We had a get together for the kids on Christmas day and a potluck dinner to go along with it. I made a quick chicken masala based on a recipe that was passed on to me from a friend of mine years ago. I have maintained the recipe for the most part while making fine adjustments here and there over time. It is a very simple affair and is sure to be a popular hit among your guests.
The recipe calls for a whole chicken including the bones, but without the skin. The natural juices of the chicken just give a fantastic flavor to this dish. I opted instead for chicken breasts only, losing a little bit of the flavor but staying on the healthier side of things. Let's get to the recipe then.
6 large chicken breasts (or 1 whole chicken cut up without skin)
4 tbsp oil
3 medium onions diced into 1/2 inch pieces
5 cloves garlic finely grated
1 inch piece of ginger finely grated
3 large tomatoes diced
1 tsp turmeric powder
1 1/2 tbsp red chili powder
1 1/2 tbsp chicken moghal powder or meat masala powder
one large bunch fresh coriander leaves finely chopped
juice from 1/2 a large lemon
Cut the chicken pieces into cubes and set aside, along with its juices. In a large heavy bottomed skillet, add the oil and as the oil is getting hot add the onions. Cook the onions on medium heat until they turn golden to dark brown, making sure you don't burn the onions.

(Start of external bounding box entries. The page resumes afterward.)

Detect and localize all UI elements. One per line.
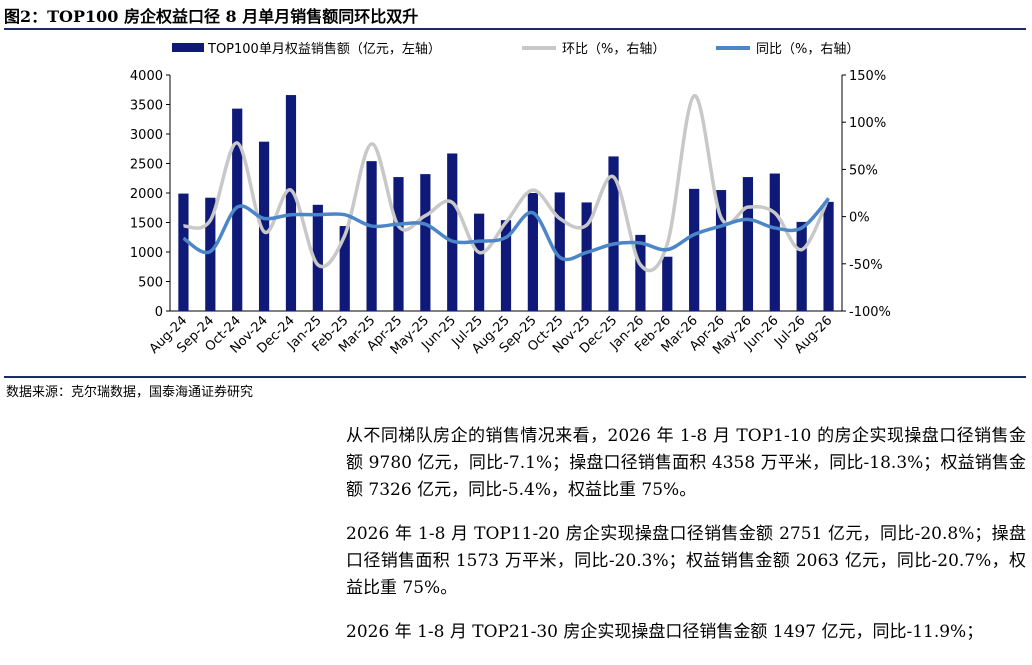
- bar-Feb-25: [339, 226, 350, 311]
- bar-Aug-26: [823, 201, 834, 311]
- bar-Apr-26: [715, 190, 727, 311]
- bar-Nov-25: [581, 202, 592, 311]
- bar-Jun-25: [447, 153, 458, 311]
- paragraph-3: 2026 年 1-8 月 TOP21-30 房企实现操盘口径销售金额 1497 …: [346, 622, 984, 642]
- bar-Sep-24: [205, 197, 216, 311]
- left-tick-label: 3500: [130, 99, 163, 114]
- bar-Aug-25: [500, 220, 512, 311]
- right-tick-label: -50%: [849, 258, 883, 273]
- bar-Dec-25: [608, 156, 619, 311]
- yoy-line: [182, 197, 830, 262]
- left-tick-label: 1000: [130, 246, 163, 261]
- left-tick-label: 500: [138, 276, 163, 291]
- bar-Oct-25: [554, 192, 565, 311]
- figure-title: 图2：TOP100 房企权益口径 8 月单月销售额同环比双升: [4, 7, 419, 26]
- bar-Sep-25: [527, 193, 538, 311]
- right-tick-label: 50%: [849, 163, 878, 178]
- bar-Jul-25: [474, 213, 485, 311]
- right-tick-label: -100%: [849, 305, 891, 320]
- bar-Jan-26: [635, 234, 646, 311]
- left-tick-label: 2000: [130, 187, 163, 202]
- bar-Nov-24: [258, 141, 270, 311]
- bar-Oct-24: [232, 108, 243, 311]
- bar-Mar-25: [366, 161, 377, 311]
- right-tick-label: 150%: [849, 69, 886, 84]
- top-rule: [4, 28, 1026, 30]
- legend-swatch-bar: [172, 43, 204, 52]
- chart: 0 500 1000 1500 2000 2500 3000 3500 4000 -100% -50…: [130, 41, 891, 358]
- bar-Apr-25: [393, 177, 404, 311]
- figure-source: 数据来源：克尔瑞数据，国泰海通证券研究: [6, 385, 254, 400]
- bar-May-26: [742, 177, 754, 311]
- right-tick-label: 100%: [849, 116, 886, 131]
- paragraph-2: 2026 年 1-8 月 TOP11-20 房企实现操盘口径销售金额 2751 …: [346, 524, 1026, 598]
- left-tick-label: 4000: [130, 69, 163, 84]
- left-tick-label: 0: [155, 305, 163, 320]
- paragraph-1: 从不同梯队房企的销售情况来看，2026 年 1-8 月 TOP1-10 的房企实…: [346, 426, 1026, 500]
- legend-label-yoy: 同比（%，右轴）: [756, 42, 859, 57]
- bar-Jan-25: [312, 204, 323, 311]
- bar-May-25: [420, 174, 431, 311]
- bar-Jul-26: [796, 221, 807, 311]
- bar-Mar-26: [689, 188, 700, 311]
- body-text: 从不同梯队房企的销售情况来看，2026 年 1-8 月 TOP1-10 的房企实…: [346, 423, 1026, 663]
- bar-Aug-24: [178, 193, 189, 311]
- left-tick-label: 1500: [130, 217, 163, 232]
- legend-label-bar: TOP100单月权益销售额（亿元，左轴）: [207, 41, 441, 57]
- left-tick-label: 2500: [130, 158, 163, 173]
- mom-line: [183, 94, 831, 273]
- bottom-rule: [4, 376, 1026, 378]
- left-tick-label: 3000: [130, 128, 163, 143]
- right-tick-label: 0%: [849, 211, 870, 226]
- bar-Jun-26: [769, 173, 780, 311]
- legend-label-mom: 环比（%，右轴）: [562, 42, 665, 57]
- bar-Dec-24: [285, 95, 297, 311]
- bar-Feb-26: [662, 256, 673, 311]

At this point, add the grated ginger and garlic, turmeric powder, red chili powder, and the chicken moghal spice powder. If you can't find this specific powder you can use any meat masala powder, since the spice ingredients in most of the brands that make meat masala are common anyway (good brands are Everest or Badshah procured from any Indian grocery store). Stir well to mix the spices and the onions for a few minutes.
Now add the tomatoes and stir well. Cook on medium to low flame until the oil slowly starts separating from the vegetables. The chicken is added at this stage along with its juices, and then cooked on low flame until well done. You can add few tablespoons of water now and then to make sure the dish does not dry out while cooking.
After the chicken is done, turn off the fire and add the lemon juice. Garnish with fresh coriander leaves and serve hot with rice or chapati. The dish in this form is dry and is great as an appetizer with alcoholic drinks. You can also add some water and heat it up and then eat it as a gravy with rice. Enjoy!
Health Rating: High
Note: If the chicken masala is too spicy for your taste, you can go easy on the red chili powder and meat masala powder by reducing them by 1/2 a tbsp each.